Electric vehicles: On a road to somewhere?
It’s only Tuesday, but this week has already seen a number of crucial developments for the future of electric vehicles in the UK. On Monday, Jaguar Land Rover announced to some fanfare that its iconic Jaguar brand will be all-electric by 2025, while its broader portfolio will feature electric options across the board by 2030.
Over the weekend, Government announced £50m of funding to expand the Electric Vehicle Homecharge Scheme and Workplace Charging Scheme, specifically targeting small businesses and people living in leasehold and rented homes. At the same time, the Department for Transport launched a new consultation on the consumer experience at public electric vehicle chargepoints, looking at how regulation can make it easier to pay, can ensure a reliable network and can improve accessibility, lighting and signage. This is important because it indicates that the DfT is planning to use some of the relatively broad powers conferred on the Secretary of State for Transport under the Automated and Electric Vehicles Act 2018. This legislation enables the Transport Secretary to regulate electric and hydrogen charging/refuelling points to ensure that consumers can use them easily, including minimum design and functionality standards to secure physical and payment interoperability. The consultation announced this week seems to be a precursor to putting some of these powers into practice for electric vehicles – welcome news for all those who want to encourage more people to choose cleaner cars.
The Government also recently renamed the previously-monikered Office for Low Emission Vehicles to the Office for Zero Emission Vehicles.

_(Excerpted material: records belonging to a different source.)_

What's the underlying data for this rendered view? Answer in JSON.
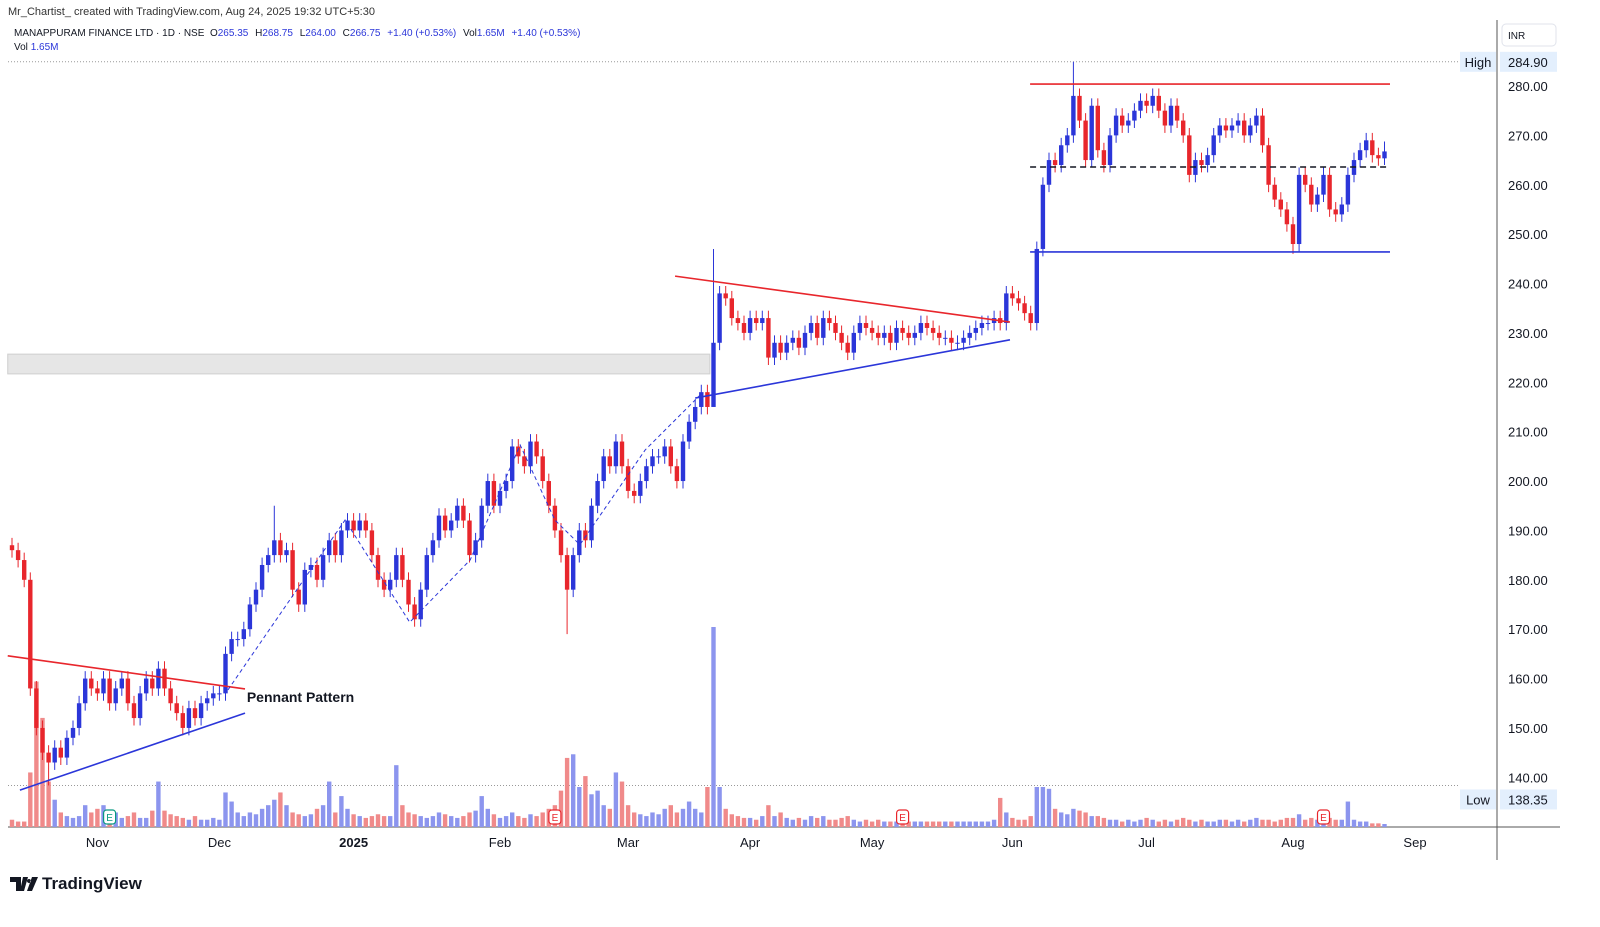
{
  "credit": "Mr_Chartist_ created with TradingView.com, Aug 24, 2025 19:32 UTC+5:30",
  "legend": {
    "symbol": "MANAPPURAM FINANCE LTD · 1D · NSE",
    "o_label": "O",
    "o": "265.35",
    "h_label": "H",
    "h": "268.75",
    "l_label": "L",
    "l": "264.00",
    "c_label": "C",
    "c": "266.75",
    "change": "+1.40 (+0.53%)",
    "vol_label": "Vol",
    "vol": "1.65M",
    "vol_change": "+1.40 (+0.53%)",
    "vol2_label": "Vol",
    "vol2": "1.65M"
  },
  "logo": "TradingView",
  "colors": {
    "up": "#2b36d9",
    "down": "#e8262c",
    "vol_up": "#8c95ee",
    "vol_down": "#f08a8a",
    "accent_label": "#e3effd"
  },
  "chart_data": {
    "type": "candlestick",
    "currency": "INR",
    "ylim": [
      130,
      290
    ],
    "y_ticks": [
      "140.00",
      "150.00",
      "160.00",
      "170.00",
      "180.00",
      "190.00",
      "200.00",
      "210.00",
      "220.00",
      "230.00",
      "240.00",
      "250.00",
      "260.00",
      "270.00",
      "280.00"
    ],
    "y_tick_values": [
      140,
      150,
      160,
      170,
      180,
      190,
      200,
      210,
      220,
      230,
      240,
      250,
      260,
      270,
      280
    ],
    "high": {
      "label": "High",
      "value": "284.90"
    },
    "low": {
      "label": "Low",
      "value": "138.35"
    },
    "x_ticks": [
      {
        "label": "Nov",
        "index": 14
      },
      {
        "label": "Dec",
        "index": 34
      },
      {
        "label": "2025",
        "index": 56
      },
      {
        "label": "Feb",
        "index": 80
      },
      {
        "label": "Mar",
        "index": 101
      },
      {
        "label": "Apr",
        "index": 121
      },
      {
        "label": "May",
        "index": 141
      },
      {
        "label": "Jun",
        "index": 164
      },
      {
        "label": "Jul",
        "index": 186
      },
      {
        "label": "Aug",
        "index": 210
      },
      {
        "label": "Sep",
        "index": 230
      }
    ],
    "first_open": 187,
    "close": [
      186,
      184,
      180,
      158,
      150,
      145,
      143,
      146,
      144,
      148,
      150,
      155,
      160,
      158,
      157,
      160,
      155,
      158,
      160,
      155,
      152,
      157,
      160,
      158,
      162,
      158,
      155,
      153,
      150,
      154,
      152,
      155,
      156,
      157,
      157,
      165,
      168,
      168,
      170,
      175,
      178,
      183,
      185,
      188,
      185,
      186,
      178,
      175,
      182,
      183,
      180,
      185,
      188,
      185,
      190,
      192,
      190,
      192,
      190,
      185,
      180,
      178,
      180,
      185,
      180,
      175,
      172,
      178,
      185,
      188,
      193,
      190,
      192,
      195,
      192,
      185,
      188,
      195,
      200,
      195,
      198,
      200,
      207,
      205,
      203,
      208,
      205,
      200,
      195,
      190,
      185,
      178,
      185,
      190,
      188,
      195,
      200,
      205,
      203,
      208,
      203,
      198,
      197,
      200,
      203,
      205,
      205,
      207,
      203,
      200,
      208,
      212,
      215,
      218,
      215,
      228,
      238,
      237,
      233,
      232,
      230,
      233,
      232,
      233,
      225,
      228,
      226,
      228,
      229,
      227,
      230,
      232,
      229,
      233,
      232,
      230,
      228,
      226,
      230,
      232,
      231,
      230,
      229,
      230,
      228,
      231,
      230,
      229,
      230,
      232,
      231,
      230,
      229,
      229,
      228,
      228,
      229,
      230,
      231,
      232,
      232,
      233,
      232,
      238,
      237,
      236,
      234,
      232,
      247,
      260,
      265,
      264,
      268,
      270,
      278,
      273,
      265,
      276,
      267,
      264,
      270,
      274,
      272,
      273,
      275,
      277,
      276,
      278,
      275,
      272,
      276,
      273,
      270,
      262,
      265,
      264,
      266,
      270,
      272,
      271,
      272,
      273,
      270,
      272,
      274,
      268,
      260,
      257,
      255,
      252,
      248,
      262,
      260,
      256,
      258,
      262,
      255,
      254,
      256,
      262,
      265,
      267,
      269,
      266,
      265.35,
      266.75
    ],
    "wicks": [
      {
        "index": 6,
        "low": 138.35
      },
      {
        "index": 43,
        "high": 195
      },
      {
        "index": 91,
        "low": 169
      },
      {
        "index": 115,
        "high": 247,
        "low": 220
      },
      {
        "index": 174,
        "high": 284.9
      },
      {
        "index": 210,
        "low": 246
      },
      {
        "index": 225,
        "high": 268.75,
        "low": 264.0
      }
    ],
    "volume_unit": "M",
    "volume": [
      4,
      3,
      3,
      30,
      80,
      60,
      25,
      15,
      8,
      6,
      5,
      6,
      12,
      8,
      10,
      12,
      6,
      8,
      5,
      6,
      8,
      5,
      5,
      9,
      25,
      9,
      7,
      6,
      5,
      4,
      6,
      4,
      4,
      5,
      4,
      19,
      14,
      8,
      6,
      8,
      7,
      10,
      12,
      15,
      19,
      12,
      8,
      7,
      6,
      7,
      10,
      12,
      25,
      8,
      17,
      10,
      7,
      6,
      5,
      6,
      7,
      6,
      6,
      34,
      12,
      8,
      7,
      6,
      5,
      6,
      8,
      7,
      6,
      5,
      6,
      8,
      9,
      17,
      10,
      7,
      5,
      6,
      8,
      6,
      5,
      7,
      6,
      8,
      10,
      12,
      20,
      38,
      40,
      22,
      28,
      18,
      20,
      12,
      10,
      30,
      25,
      12,
      8,
      7,
      6,
      8,
      7,
      10,
      12,
      8,
      10,
      14,
      10,
      8,
      22,
      110,
      22,
      10,
      7,
      6,
      5,
      5,
      4,
      6,
      12,
      6,
      8,
      5,
      4,
      5,
      4,
      6,
      5,
      6,
      4,
      4,
      5,
      6,
      4,
      3,
      4,
      3,
      4,
      3,
      3,
      3,
      4,
      3,
      3,
      3,
      3,
      3,
      3,
      3,
      3,
      3,
      3,
      3,
      3,
      3,
      3,
      4,
      16,
      8,
      5,
      4,
      4,
      6,
      22,
      22,
      21,
      10,
      8,
      7,
      10,
      9,
      8,
      6,
      6,
      5,
      4,
      4,
      3,
      4,
      3,
      4,
      5,
      4,
      3,
      4,
      3,
      4,
      5,
      4,
      3,
      4,
      3,
      3,
      4,
      4,
      3,
      4,
      3,
      4,
      5,
      4,
      4,
      3,
      4,
      5,
      5,
      7,
      4,
      5,
      4,
      4,
      5,
      4,
      4,
      14,
      4,
      3,
      3,
      2,
      2,
      1.65
    ],
    "event_markers": [
      {
        "index": 16,
        "label": "E",
        "kind": "dividend"
      },
      {
        "index": 89,
        "label": "E",
        "kind": "earnings"
      },
      {
        "index": 146,
        "label": "E",
        "kind": "earnings"
      },
      {
        "index": 215,
        "label": "E",
        "kind": "earnings"
      }
    ],
    "drawings": {
      "pennant_label": "Pennant Pattern",
      "pennant_label_at": [
        38.5,
        155.3
      ],
      "pennant_top": [
        [
          -0.7,
          164.6
        ],
        [
          38.2,
          157.9
        ]
      ],
      "pennant_bottom": [
        [
          1.3,
          137.4
        ],
        [
          38.2,
          153.0
        ]
      ],
      "swing_path": [
        [
          35.4,
          157.7
        ],
        [
          47.2,
          178.9
        ],
        [
          54.6,
          192.1
        ],
        [
          65.2,
          171.4
        ],
        [
          75.1,
          184.0
        ],
        [
          83.3,
          207.3
        ],
        [
          89.0,
          192.1
        ],
        [
          93.1,
          187.1
        ],
        [
          103.8,
          206.3
        ],
        [
          112.8,
          217.4
        ]
      ],
      "support_zone": {
        "from_index": -0.7,
        "to_index": 114.4,
        "low": 221.7,
        "high": 225.7
      },
      "triangle_top": [
        [
          108.7,
          241.5
        ],
        [
          163.6,
          232.2
        ]
      ],
      "triangle_bottom": [
        [
          112,
          216.8
        ],
        [
          163.6,
          228.6
        ]
      ],
      "range_top": [
        [
          166.9,
          280.4
        ],
        [
          225.9,
          280.4
        ]
      ],
      "range_mid": [
        [
          166.9,
          263.6
        ],
        [
          225.9,
          263.6
        ]
      ],
      "range_bottom": [
        [
          166.9,
          246.4
        ],
        [
          225.9,
          246.4
        ]
      ]
    }
  }
}
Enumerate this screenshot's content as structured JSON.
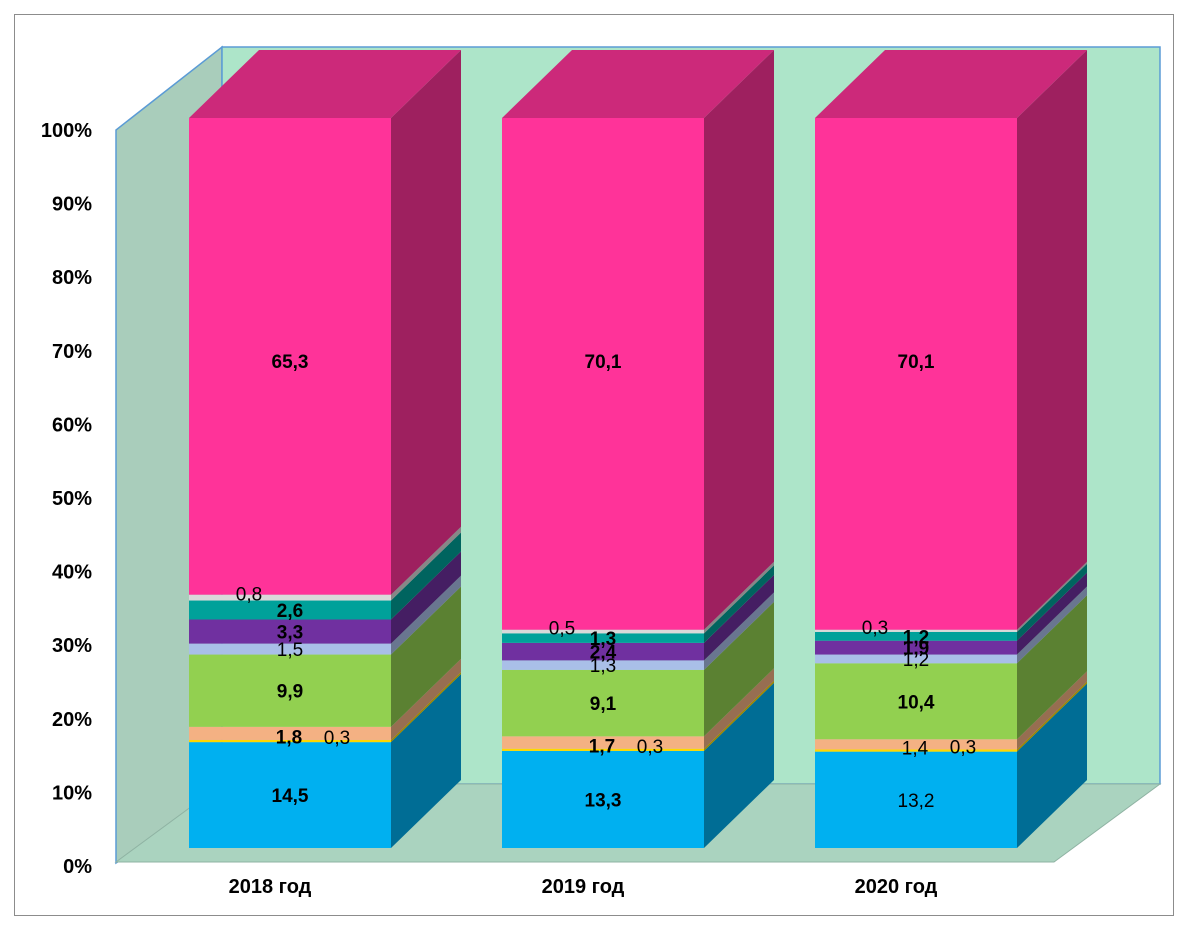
{
  "chart_data": {
    "type": "bar",
    "stacked": true,
    "normalized_100": true,
    "three_d": true,
    "categories": [
      "2018 год",
      "2019 год",
      "2020 год"
    ],
    "y_ticks": [
      "0%",
      "10%",
      "20%",
      "30%",
      "40%",
      "50%",
      "60%",
      "70%",
      "80%",
      "90%",
      "100%"
    ],
    "ylim": [
      0,
      100
    ],
    "grid": false,
    "legend": "none",
    "colors": {
      "floor": "#aad3bf",
      "back_wall": "#ade5c9",
      "side_wall": "#a9cdbb",
      "wall_edge": "#5b9bd5"
    },
    "series": [
      {
        "color": "#00b0f0",
        "values": [
          14.5,
          13.3,
          13.2
        ],
        "labels": [
          "14,5",
          "13,3",
          "13,2"
        ],
        "bold": [
          true,
          true,
          false
        ]
      },
      {
        "color": "#ffd700",
        "values": [
          0.3,
          0.3,
          0.3
        ],
        "labels": [
          "0,3",
          "0,3",
          "0,3"
        ],
        "bold": [
          false,
          false,
          false
        ]
      },
      {
        "color": "#f4b183",
        "values": [
          1.8,
          1.7,
          1.4
        ],
        "labels": [
          "1,8",
          "1,7",
          "1,4"
        ],
        "bold": [
          true,
          true,
          false
        ]
      },
      {
        "color": "#92d050",
        "values": [
          9.9,
          9.1,
          10.4
        ],
        "labels": [
          "9,9",
          "9,1",
          "10,4"
        ],
        "bold": [
          true,
          true,
          true
        ]
      },
      {
        "color": "#a9bfe8",
        "values": [
          1.5,
          1.3,
          1.2
        ],
        "labels": [
          "1,5",
          "1,3",
          "1,2"
        ],
        "bold": [
          false,
          false,
          false
        ]
      },
      {
        "color": "#7030a0",
        "values": [
          3.3,
          2.4,
          1.9
        ],
        "labels": [
          "3,3",
          "2,4",
          "1,9"
        ],
        "bold": [
          true,
          true,
          true
        ]
      },
      {
        "color": "#00a19a",
        "values": [
          2.6,
          1.3,
          1.2
        ],
        "labels": [
          "2,6",
          "1,3",
          "1,2"
        ],
        "bold": [
          true,
          true,
          true
        ]
      },
      {
        "color": "#d9d9d9",
        "values": [
          0.8,
          0.5,
          0.3
        ],
        "labels": [
          "0,8",
          "0,5",
          "0,3"
        ],
        "bold": [
          false,
          false,
          false
        ]
      },
      {
        "color": "#ff3399",
        "values": [
          65.3,
          70.1,
          70.1
        ],
        "labels": [
          "65,3",
          "70,1",
          "70,1"
        ],
        "bold": [
          true,
          true,
          true
        ]
      }
    ]
  }
}
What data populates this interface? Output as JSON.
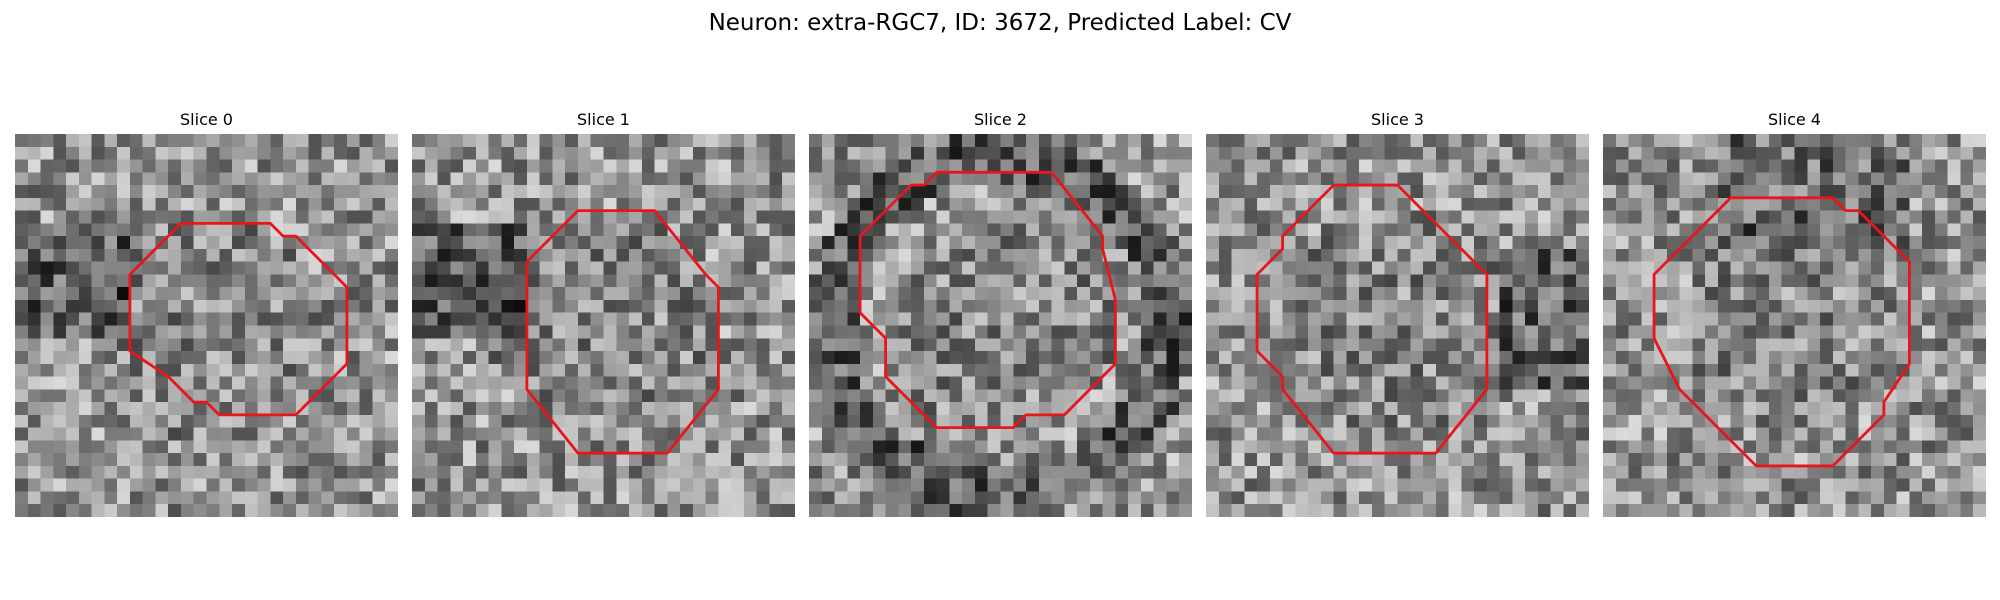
{
  "figure": {
    "title": "Neuron: extra-RGC7, ID: 3672, Predicted Label: CV"
  },
  "style": {
    "outline_color": "#e8161b",
    "colormap": "gray"
  },
  "slices": [
    {
      "title": "Slice 0",
      "seed": 11,
      "dark_region": "left",
      "contour": [
        [
          13,
          7
        ],
        [
          20,
          7
        ],
        [
          21,
          8
        ],
        [
          22,
          8
        ],
        [
          25,
          11
        ],
        [
          26,
          12
        ],
        [
          26,
          18
        ],
        [
          25,
          19
        ],
        [
          22,
          22
        ],
        [
          16,
          22
        ],
        [
          15,
          21
        ],
        [
          14,
          21
        ],
        [
          12,
          19
        ],
        [
          9,
          17
        ],
        [
          9,
          11
        ]
      ]
    },
    {
      "title": "Slice 1",
      "seed": 23,
      "dark_region": "left",
      "contour": [
        [
          13,
          6
        ],
        [
          19,
          6
        ],
        [
          23,
          11
        ],
        [
          24,
          12
        ],
        [
          24,
          20
        ],
        [
          20,
          25
        ],
        [
          13,
          25
        ],
        [
          9,
          20
        ],
        [
          9,
          10
        ]
      ]
    },
    {
      "title": "Slice 2",
      "seed": 37,
      "dark_region": "ring",
      "contour": [
        [
          10,
          3
        ],
        [
          19,
          3
        ],
        [
          23,
          8
        ],
        [
          23,
          9
        ],
        [
          24,
          13
        ],
        [
          24,
          18
        ],
        [
          20,
          22
        ],
        [
          17,
          22
        ],
        [
          16,
          23
        ],
        [
          10,
          23
        ],
        [
          8,
          21
        ],
        [
          6,
          19
        ],
        [
          6,
          16
        ],
        [
          4,
          14
        ],
        [
          4,
          8
        ],
        [
          8,
          4
        ],
        [
          9,
          4
        ]
      ]
    },
    {
      "title": "Slice 3",
      "seed": 53,
      "dark_region": "right",
      "contour": [
        [
          10,
          4
        ],
        [
          15,
          4
        ],
        [
          16,
          5
        ],
        [
          22,
          11
        ],
        [
          22,
          20
        ],
        [
          18,
          25
        ],
        [
          10,
          25
        ],
        [
          6,
          20
        ],
        [
          6,
          19
        ],
        [
          4,
          17
        ],
        [
          4,
          11
        ],
        [
          6,
          9
        ],
        [
          6,
          8
        ]
      ]
    },
    {
      "title": "Slice 4",
      "seed": 71,
      "dark_region": "top",
      "contour": [
        [
          10,
          5
        ],
        [
          18,
          5
        ],
        [
          19,
          6
        ],
        [
          20,
          6
        ],
        [
          22,
          8
        ],
        [
          24,
          10
        ],
        [
          24,
          18
        ],
        [
          22,
          21
        ],
        [
          22,
          22
        ],
        [
          18,
          26
        ],
        [
          12,
          26
        ],
        [
          8,
          22
        ],
        [
          6,
          20
        ],
        [
          5,
          18
        ],
        [
          4,
          16
        ],
        [
          4,
          11
        ],
        [
          9,
          6
        ]
      ]
    }
  ]
}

The difference isn’t just semantic, instead it indicates strongly the direction of travel that Government is moving in, away from hybrid vehicles and towards fully-zero-emission models, whether electric or alternatively fuelled.
The DfT’s Road to Zero strategy, published just two and a half years ago, called hybrid vehicles ‘amongst the cleanest vehicles on the market’ and said that they were ‘an important way of helping motorists make the switch to a different way of powering their vehicles’. It’s clear from more recent pronouncements from Government in the run-up to COP26 that rapid developments in zero-emission vehicles, coupled with the need to move further and faster to decarbonise transport, are accelerating the transition from diesel and petrol domestic vehicles, and that hybrids are increasingly being skipped altogether.
Transitioning everyone from combustion engines to zero-emission private cars meets one of the Government’s challenges, but doesn’t entirely answer another. Major UK cities, particularly London, are working not only to cut emissions, but to reduce traffic congestion in city centres that weren’t built to handle modern transport volumes. Switching out every diesel or petrol car for an electric one won’t itself reduce pressure on roadspace, so while much of the public conversation about decarbonising road transport focuses on domestic cars, more and more of the Government’s thinking is focused on two areas; on encouraging alternatives to private car ownership in cities through investment in public transport, and on decarbonising other forms of road transport, from buses and taxis through to vans and trucks.
While the coronavirus pandemic has been devastating for our economy, the significant reduction in business and leisure travel has had one positive impact; a major reduction in air pollution and carbon emissions. Over the next few months, governments at a national and devolved level alike will be looking at how to get the economy moving again without sacrificing the environmental gains made in the past year. Zero-emission vehicles will be a major part of their plans, making now a great time for British innovators and manufacturers to showcase their technology and capability. Where JLR goes, expect other manufacturers to follow very shortly.